Skin is used to protect the body from damage (physical or sunlight), to keep it from losing water, to regulate temperature, to sense pressure and heat, to excrete some waste products, generate vitamin D, store water and fat, and generally to stop your innards from becoming outards.
It is the largest organ in the body and can weigh up to 15% of your total body weight. It has a huge number of nerves and capillaries packed into the smallest spaces, and is able to heal itself remarkably well.
But, it's not immortal. Your skin will heal itself pretty well if you cut it, but the healing sometimes leaves scars.
As you age, your skin gets thinner and starts losing the ability to heal itself.
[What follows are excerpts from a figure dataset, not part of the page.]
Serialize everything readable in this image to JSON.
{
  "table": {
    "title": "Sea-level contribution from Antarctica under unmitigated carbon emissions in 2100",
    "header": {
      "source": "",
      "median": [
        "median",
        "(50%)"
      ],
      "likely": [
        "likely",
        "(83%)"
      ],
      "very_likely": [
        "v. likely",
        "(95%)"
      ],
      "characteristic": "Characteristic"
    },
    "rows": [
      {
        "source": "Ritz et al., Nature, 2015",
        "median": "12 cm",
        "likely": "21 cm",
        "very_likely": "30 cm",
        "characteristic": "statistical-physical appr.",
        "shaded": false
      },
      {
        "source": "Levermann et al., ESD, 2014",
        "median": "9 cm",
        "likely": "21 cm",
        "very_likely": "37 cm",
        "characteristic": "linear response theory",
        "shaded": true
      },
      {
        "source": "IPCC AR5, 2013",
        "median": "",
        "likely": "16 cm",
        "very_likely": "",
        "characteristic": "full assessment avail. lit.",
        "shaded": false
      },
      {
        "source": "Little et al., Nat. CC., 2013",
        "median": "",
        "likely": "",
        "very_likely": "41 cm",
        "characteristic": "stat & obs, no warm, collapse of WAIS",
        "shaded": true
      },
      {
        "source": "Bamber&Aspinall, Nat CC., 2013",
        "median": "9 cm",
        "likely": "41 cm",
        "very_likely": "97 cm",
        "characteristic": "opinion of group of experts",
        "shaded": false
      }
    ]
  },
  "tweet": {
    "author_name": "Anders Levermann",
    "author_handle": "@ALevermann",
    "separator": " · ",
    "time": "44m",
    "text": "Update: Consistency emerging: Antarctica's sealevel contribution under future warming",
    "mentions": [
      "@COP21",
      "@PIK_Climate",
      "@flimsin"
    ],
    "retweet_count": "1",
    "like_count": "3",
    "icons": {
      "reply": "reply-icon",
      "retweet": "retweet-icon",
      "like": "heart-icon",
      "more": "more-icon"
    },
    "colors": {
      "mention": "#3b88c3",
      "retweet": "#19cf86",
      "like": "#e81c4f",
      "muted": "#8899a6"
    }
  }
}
Skin is also vulnerable to sunlight, which can cause skin cancer. Skin cancer is by far the most common cancer in the world, accounting for 40% of all cancers, but it rarely causes death.
More than 90% of all skin cancers are caused by exposure to ultraviolet light (the sun), making it very obvious that if you avoid exposing yourself to too much sunlight, then you will probably not get skin cancer.
When skin is damaged too much to heal (large wounds or burns, for example), doctors will try to fix the problem by either pulling the skin around the wound and suturing it closed, or if the wound is too large, will transplant from another area on the body to the wounded area. The donation will be from an area that can be easily pulled tight afterwards and usually the only sign afterwards on the donor area is a thin scar. This kind of transplant is called a skin graft. The first skin graft was performed in India, 2000 years ago.
Recent developments will let biotechnology companies grow sheets of skin to fit the wound, from a small biopsy sample, allowing you to graft without needing a donor. One company, PolarityTE, claims to be able to produce completely viable human skin, including hair follicles, a product which is going to human trial in the third quarter of 2017.
In 2016, a biopsy of some skin which had the disease epidermolysis bullosa was taken from a young boy. That's a disease which loosens the outer skin's connection to the inner layers, resulting in blisters, tearing of the skin, sepsis, and usually an early death through complications. The sample was then gene-corrected using a viral delivery mechanism, correcting the defective LAMB3 gene. The corrected skin was then grown to one meter squared, and grafted back onto the boy, replacing 80% of his total skin. He now exhibits no sign at all of the diseases and is capable of normal rough play just like any other child.